High definition displays deliver clarity on the limit
The M RR’s instrument cluster features a high clarity 6.5-inch TFT display and OBD interface that can be used with an activation code for the M GPS data logger and M GPS laptrigger.
An activation code, which comes as standard, provides comprehensive data material for the use of the M GPS laptrigger and M GPS data logger (Original BMW Motorrad Accessories) via the OBD interface of the instrument cluster.
Design denotes motorsport bloodline
The new M RR emphasises its racing genes with the light white solid paint/M Sport colour scheme in the basic colours light blue, dark blue and red. Other aesthetic features of the M RR are the engine covers in granite grey and the fuel filler cap painted in black.
Competition package ups the stakes
The M competition package provides a combination of elements that seamlessly bring racing technology together with dynamic aesthetics.

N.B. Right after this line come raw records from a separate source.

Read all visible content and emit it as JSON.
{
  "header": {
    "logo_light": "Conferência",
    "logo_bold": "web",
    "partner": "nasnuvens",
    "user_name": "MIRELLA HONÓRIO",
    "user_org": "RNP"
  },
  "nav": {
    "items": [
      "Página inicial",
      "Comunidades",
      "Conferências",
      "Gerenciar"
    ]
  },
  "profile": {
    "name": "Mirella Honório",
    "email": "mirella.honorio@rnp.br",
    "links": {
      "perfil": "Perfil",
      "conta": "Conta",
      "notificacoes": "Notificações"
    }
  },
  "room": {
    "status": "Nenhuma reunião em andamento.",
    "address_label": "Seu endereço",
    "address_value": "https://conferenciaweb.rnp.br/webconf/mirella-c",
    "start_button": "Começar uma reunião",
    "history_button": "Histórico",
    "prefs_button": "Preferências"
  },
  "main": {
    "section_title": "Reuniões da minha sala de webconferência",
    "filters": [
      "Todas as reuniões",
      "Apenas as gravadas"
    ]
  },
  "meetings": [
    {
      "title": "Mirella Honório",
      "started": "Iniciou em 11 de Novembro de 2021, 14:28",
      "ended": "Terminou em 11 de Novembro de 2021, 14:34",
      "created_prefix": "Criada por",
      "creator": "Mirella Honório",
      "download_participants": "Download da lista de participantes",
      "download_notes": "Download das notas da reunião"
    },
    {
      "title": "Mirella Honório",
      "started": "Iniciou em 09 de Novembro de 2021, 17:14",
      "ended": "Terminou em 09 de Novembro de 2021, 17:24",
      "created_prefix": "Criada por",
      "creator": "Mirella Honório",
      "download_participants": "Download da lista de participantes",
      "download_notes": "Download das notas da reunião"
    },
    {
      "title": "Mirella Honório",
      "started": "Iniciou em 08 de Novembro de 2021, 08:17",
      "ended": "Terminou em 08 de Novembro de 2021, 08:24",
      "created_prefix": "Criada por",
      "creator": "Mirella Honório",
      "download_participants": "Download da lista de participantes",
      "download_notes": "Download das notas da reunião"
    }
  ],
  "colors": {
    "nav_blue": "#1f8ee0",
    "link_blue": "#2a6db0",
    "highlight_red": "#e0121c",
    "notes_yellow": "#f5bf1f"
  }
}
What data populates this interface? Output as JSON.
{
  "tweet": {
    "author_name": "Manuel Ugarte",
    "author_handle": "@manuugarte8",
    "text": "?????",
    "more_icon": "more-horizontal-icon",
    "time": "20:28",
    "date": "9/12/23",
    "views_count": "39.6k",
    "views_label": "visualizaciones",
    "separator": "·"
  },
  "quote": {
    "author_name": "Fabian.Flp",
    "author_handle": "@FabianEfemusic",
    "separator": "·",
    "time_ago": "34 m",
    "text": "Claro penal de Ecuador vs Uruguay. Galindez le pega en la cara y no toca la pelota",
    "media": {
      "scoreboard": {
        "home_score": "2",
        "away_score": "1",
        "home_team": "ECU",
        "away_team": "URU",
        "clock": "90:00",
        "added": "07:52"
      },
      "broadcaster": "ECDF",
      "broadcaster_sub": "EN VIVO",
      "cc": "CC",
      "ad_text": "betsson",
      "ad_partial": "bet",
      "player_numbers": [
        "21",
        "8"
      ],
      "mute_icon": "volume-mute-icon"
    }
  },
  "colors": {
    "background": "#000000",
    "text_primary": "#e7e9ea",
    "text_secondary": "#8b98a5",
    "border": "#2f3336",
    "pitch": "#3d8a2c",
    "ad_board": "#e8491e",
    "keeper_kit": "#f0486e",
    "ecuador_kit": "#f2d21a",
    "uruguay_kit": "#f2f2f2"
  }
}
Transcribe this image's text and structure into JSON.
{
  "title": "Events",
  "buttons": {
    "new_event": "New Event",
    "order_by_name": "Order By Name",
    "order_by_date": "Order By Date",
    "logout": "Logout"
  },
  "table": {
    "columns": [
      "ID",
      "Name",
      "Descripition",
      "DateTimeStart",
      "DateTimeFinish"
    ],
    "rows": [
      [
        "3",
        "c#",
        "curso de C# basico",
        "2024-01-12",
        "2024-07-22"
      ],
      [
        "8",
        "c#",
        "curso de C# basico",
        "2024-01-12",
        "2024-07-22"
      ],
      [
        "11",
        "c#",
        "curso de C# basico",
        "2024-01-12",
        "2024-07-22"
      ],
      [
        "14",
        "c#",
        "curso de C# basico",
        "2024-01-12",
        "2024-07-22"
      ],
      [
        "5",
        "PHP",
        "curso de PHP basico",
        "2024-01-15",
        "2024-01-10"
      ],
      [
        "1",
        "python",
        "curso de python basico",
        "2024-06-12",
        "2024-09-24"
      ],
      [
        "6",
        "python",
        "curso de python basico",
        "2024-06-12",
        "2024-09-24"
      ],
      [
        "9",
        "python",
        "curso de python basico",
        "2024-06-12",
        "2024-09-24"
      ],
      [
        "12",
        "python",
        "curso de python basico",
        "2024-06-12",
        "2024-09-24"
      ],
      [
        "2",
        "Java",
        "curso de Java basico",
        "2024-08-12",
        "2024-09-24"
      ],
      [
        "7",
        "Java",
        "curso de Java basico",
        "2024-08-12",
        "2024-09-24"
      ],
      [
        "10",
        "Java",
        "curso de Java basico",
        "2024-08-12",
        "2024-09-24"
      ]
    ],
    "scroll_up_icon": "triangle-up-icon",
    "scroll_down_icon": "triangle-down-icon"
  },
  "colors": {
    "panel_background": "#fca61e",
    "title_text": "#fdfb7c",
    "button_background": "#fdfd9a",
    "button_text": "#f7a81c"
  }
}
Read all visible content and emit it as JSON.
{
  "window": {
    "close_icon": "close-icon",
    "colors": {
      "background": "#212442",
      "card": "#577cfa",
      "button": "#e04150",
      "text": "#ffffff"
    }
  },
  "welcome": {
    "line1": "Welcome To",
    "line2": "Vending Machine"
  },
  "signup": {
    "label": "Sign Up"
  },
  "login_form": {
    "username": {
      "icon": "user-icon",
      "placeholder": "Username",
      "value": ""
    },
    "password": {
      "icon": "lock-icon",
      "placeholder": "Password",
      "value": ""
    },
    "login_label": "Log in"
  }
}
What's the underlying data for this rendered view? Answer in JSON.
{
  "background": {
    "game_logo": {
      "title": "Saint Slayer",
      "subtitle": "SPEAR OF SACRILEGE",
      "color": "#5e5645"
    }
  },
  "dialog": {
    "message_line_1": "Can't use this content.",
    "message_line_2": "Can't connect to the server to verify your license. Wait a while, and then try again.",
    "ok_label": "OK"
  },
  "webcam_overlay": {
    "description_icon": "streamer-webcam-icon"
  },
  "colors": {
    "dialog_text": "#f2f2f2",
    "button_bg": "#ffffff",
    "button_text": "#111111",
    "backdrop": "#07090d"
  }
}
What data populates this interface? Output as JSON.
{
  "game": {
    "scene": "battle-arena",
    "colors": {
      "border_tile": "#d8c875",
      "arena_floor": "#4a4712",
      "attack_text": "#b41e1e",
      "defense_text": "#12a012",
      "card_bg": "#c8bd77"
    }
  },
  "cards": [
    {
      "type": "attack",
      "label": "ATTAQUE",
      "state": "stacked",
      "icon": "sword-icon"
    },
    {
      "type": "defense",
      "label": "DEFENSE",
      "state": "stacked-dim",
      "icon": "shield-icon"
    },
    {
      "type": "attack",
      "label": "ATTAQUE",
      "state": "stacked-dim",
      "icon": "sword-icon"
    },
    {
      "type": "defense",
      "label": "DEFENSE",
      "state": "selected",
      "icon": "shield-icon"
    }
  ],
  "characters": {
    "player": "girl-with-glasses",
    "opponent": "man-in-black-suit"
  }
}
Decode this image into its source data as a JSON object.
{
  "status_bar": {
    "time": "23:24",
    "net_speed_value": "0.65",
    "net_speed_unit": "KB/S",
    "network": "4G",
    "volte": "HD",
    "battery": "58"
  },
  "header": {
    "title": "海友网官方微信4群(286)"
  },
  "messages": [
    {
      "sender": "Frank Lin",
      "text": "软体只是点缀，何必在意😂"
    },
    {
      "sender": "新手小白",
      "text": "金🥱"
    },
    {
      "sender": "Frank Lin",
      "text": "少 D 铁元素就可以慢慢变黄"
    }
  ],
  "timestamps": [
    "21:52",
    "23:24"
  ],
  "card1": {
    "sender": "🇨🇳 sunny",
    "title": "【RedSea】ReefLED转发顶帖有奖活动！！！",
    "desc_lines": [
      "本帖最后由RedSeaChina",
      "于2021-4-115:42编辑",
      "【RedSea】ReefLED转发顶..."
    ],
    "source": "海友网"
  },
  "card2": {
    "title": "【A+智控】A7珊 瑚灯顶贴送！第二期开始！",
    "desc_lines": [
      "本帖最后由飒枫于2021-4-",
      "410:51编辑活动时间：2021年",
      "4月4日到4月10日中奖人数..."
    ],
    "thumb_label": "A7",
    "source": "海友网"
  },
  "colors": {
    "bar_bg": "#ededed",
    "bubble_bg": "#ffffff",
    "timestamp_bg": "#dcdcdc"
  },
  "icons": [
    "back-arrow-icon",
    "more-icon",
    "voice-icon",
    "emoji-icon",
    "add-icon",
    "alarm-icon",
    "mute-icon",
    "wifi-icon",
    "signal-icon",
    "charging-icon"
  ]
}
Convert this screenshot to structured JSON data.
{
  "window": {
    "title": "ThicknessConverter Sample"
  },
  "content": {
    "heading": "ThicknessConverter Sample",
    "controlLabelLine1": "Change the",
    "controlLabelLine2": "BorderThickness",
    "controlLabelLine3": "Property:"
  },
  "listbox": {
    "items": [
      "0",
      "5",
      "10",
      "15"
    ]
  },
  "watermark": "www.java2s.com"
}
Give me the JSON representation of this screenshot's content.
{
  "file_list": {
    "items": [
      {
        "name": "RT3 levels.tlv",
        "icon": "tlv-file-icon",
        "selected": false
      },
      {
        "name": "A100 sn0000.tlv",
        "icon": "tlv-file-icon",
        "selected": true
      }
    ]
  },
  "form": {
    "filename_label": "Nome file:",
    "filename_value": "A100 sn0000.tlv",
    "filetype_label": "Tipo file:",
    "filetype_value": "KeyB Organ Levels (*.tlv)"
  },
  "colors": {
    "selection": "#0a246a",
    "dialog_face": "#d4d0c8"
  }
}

In addition to the M GPS laptrigger software and the corresponding activation code, the M competition package also includes an M milled parts package, M carbon package as well as a silver 220g lighter swinging arm, the friction-optimised, maintenance-free and DLC-coated M Endurance chain and the passenger package including tail-hump cover.
Further specification detail and local pricing information for the first-ever M RR will be announced closer to the Australian launch in early 2021.